Briones: The decade that was

Publio Briones

I WAS going to write about the year that was when I realized that we are entering another decade.

I know. Where did the time go? How could 10 years be so fleeting? Which might explain why I don’t remember much of what happened between 2010 and 2015. However, 2016 was memorable. That was the year the mayor of Davao City was elected President of the country. But I’m getting ahead of myself.

Don’t get me wrong. I am aware of several important events that transpired during this period. Just don’t ask me when these took place exactly because I wouldn’t be able to give you an answer even if my life depended on it.
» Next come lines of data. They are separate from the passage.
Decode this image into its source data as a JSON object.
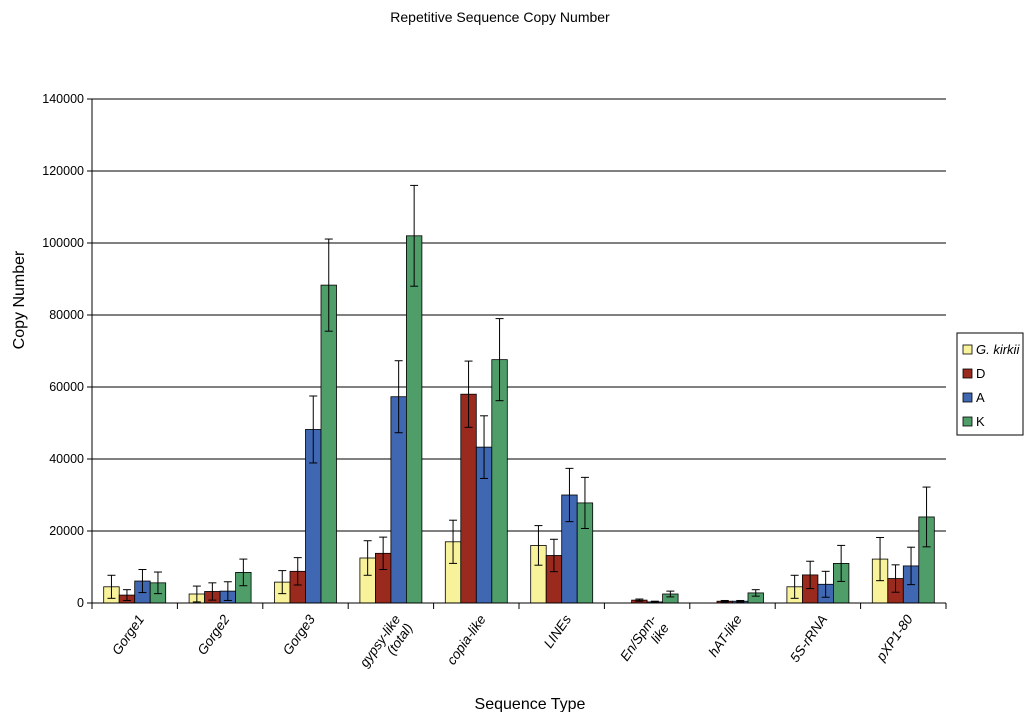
{
  "chart_data": {
    "type": "bar",
    "title": "Repetitive Sequence Copy Number",
    "xlabel": "Sequence Type",
    "ylabel": "Copy Number",
    "ylim": [
      0,
      140000
    ],
    "yticks": [
      0,
      20000,
      40000,
      60000,
      80000,
      100000,
      120000,
      140000
    ],
    "grid": true,
    "legend_position": "right",
    "categories": [
      [
        "Gorge1"
      ],
      [
        "Gorge2"
      ],
      [
        "Gorge3"
      ],
      [
        "gypsy-like",
        "(total)"
      ],
      [
        "copia-like"
      ],
      [
        "LINEs"
      ],
      [
        "En/Spm-",
        "like"
      ],
      [
        "hAT-like"
      ],
      [
        "5S-rRNA"
      ],
      [
        "pXP1-80"
      ]
    ],
    "series": [
      {
        "name": "G. kirkii",
        "name_italic": true,
        "color": "#f8f39a",
        "values": [
          4500,
          2500,
          5800,
          12500,
          17000,
          16000,
          0,
          0,
          4500,
          12200
        ],
        "errors": [
          3200,
          2200,
          3200,
          4800,
          6000,
          5500,
          0,
          0,
          3200,
          6000
        ]
      },
      {
        "name": "D",
        "name_italic": false,
        "color": "#9b2a1e",
        "values": [
          2200,
          3200,
          8800,
          13800,
          58000,
          13200,
          800,
          500,
          7800,
          6800
        ],
        "errors": [
          1500,
          2400,
          3800,
          4500,
          9200,
          4500,
          300,
          200,
          3800,
          3800
        ]
      },
      {
        "name": "A",
        "name_italic": false,
        "color": "#3f67b2",
        "values": [
          6100,
          3300,
          48200,
          57300,
          43300,
          30000,
          300,
          500,
          5200,
          10300
        ],
        "errors": [
          3200,
          2600,
          9300,
          10000,
          8700,
          7400,
          200,
          200,
          3600,
          5200
        ]
      },
      {
        "name": "K",
        "name_italic": false,
        "color": "#4f9e6a",
        "values": [
          5600,
          8500,
          88300,
          102000,
          67600,
          27800,
          2500,
          2800,
          11000,
          23900
        ],
        "errors": [
          3000,
          3700,
          12800,
          14000,
          11400,
          7100,
          800,
          900,
          5000,
          8300
        ]
      }
    ]
  }
}
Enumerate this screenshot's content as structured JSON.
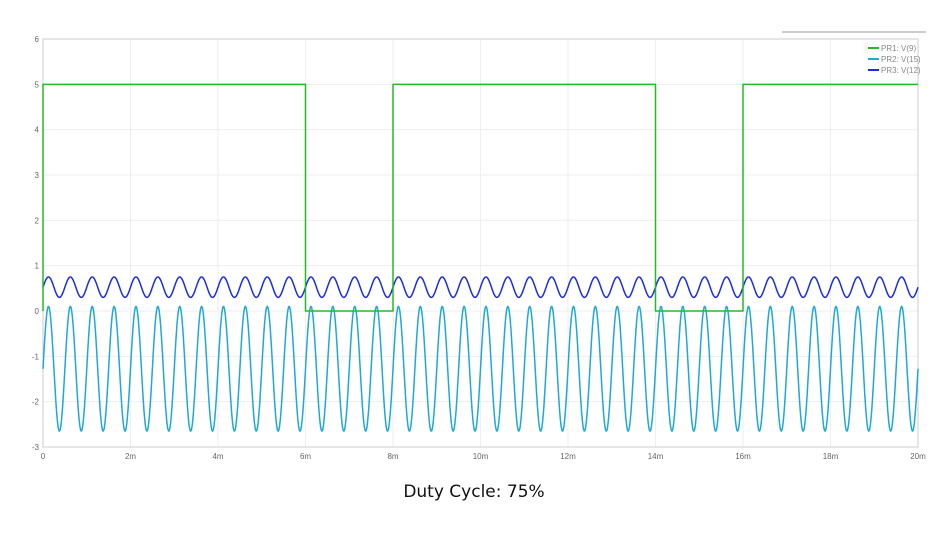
{
  "chart_data": {
    "type": "line",
    "title": "",
    "xlabel": "",
    "ylabel": "",
    "xlim": [
      0,
      20
    ],
    "ylim": [
      -3,
      6
    ],
    "x_ticks": [
      "0",
      "2m",
      "4m",
      "6m",
      "8m",
      "10m",
      "12m",
      "14m",
      "16m",
      "18m",
      "20m"
    ],
    "y_ticks": [
      "-3",
      "-2",
      "-1",
      "0",
      "1",
      "2",
      "3",
      "4",
      "5",
      "6"
    ],
    "x_unit": "ms",
    "grid": true,
    "legend_position": "top-right",
    "series": [
      {
        "name": "PR1: V(9)",
        "color": "#22bb22",
        "waveform": "square",
        "points": [
          [
            0,
            0
          ],
          [
            0,
            5
          ],
          [
            6,
            5
          ],
          [
            6,
            0
          ],
          [
            8,
            0
          ],
          [
            8,
            5
          ],
          [
            14,
            5
          ],
          [
            14,
            0
          ],
          [
            16,
            0
          ],
          [
            16,
            5
          ],
          [
            20,
            5
          ]
        ]
      },
      {
        "name": "PR2: V(15)",
        "color": "#1ea8d8",
        "waveform": "sinusoid",
        "frequency_khz": 2,
        "approx_min": -2.65,
        "approx_max": 0.1
      },
      {
        "name": "PR3: V(12)",
        "color": "#1a2ee0",
        "waveform": "sinusoid",
        "frequency_khz": 2,
        "approx_min": 0.3,
        "approx_max": 0.75
      }
    ]
  },
  "caption": "Duty Cycle: 75%"
}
Two things spring to mind, though.

How could I ever forget about the earthquakes? Yes, there was more than one. And, if my memory serves me right, these happened one year apart. I can look it up on the internet but that would be cheating. But here’s what I remember.

The first major one happened while I was already awake. That meant it must have taken place past 9 a.m. because I hardly wake up before that time. I was coming out of the bathroom at our house in Sto. Niño Village in Banilad when I thought a big truck—I mean a really big truck, humongous—had pulled over outside. The tremors I didn’t feel immediately. It was the sound that was disconcerting. A sort of rumbling that invaded my auditory senses; a natural sense-surround with the volume cranked up that didn’t seem to stop but seemed to get louder and louder as the seconds passed.

Later that day, I was at the Cebu Normal University. Don’t ask me what I was doing there. As I said, my memory of the early years of the decade is lost in a fog of denial that I had just turned 40.

Now, if you’re going to ask me how old I am I wrote last month that I had just turned 50. You do the math. I, for one, have stopped counting. As they say, age is but a number. One that I would rather keep locked in some vault buried several miles underground.

But where was I? Oh yes. The earthquake. The first one.

I heard a commotion outside. I looked out of the window and saw people, many people, along Jones Ave., heading towards the Capitol area. They seemed to be in a hurry.

What happened next was one for the history books. I guess you could say that the early part of the decade was full of calamities. The following year, another more powerful and more devastating earthquake struck. That happened in October. Then a month after, two days before my birthday, super typhoon Yolanda made landfall.

Maybe it’s not that I don’t remember much of what happened in the last 10 years. Perhaps it has more to do with me wanting to forget.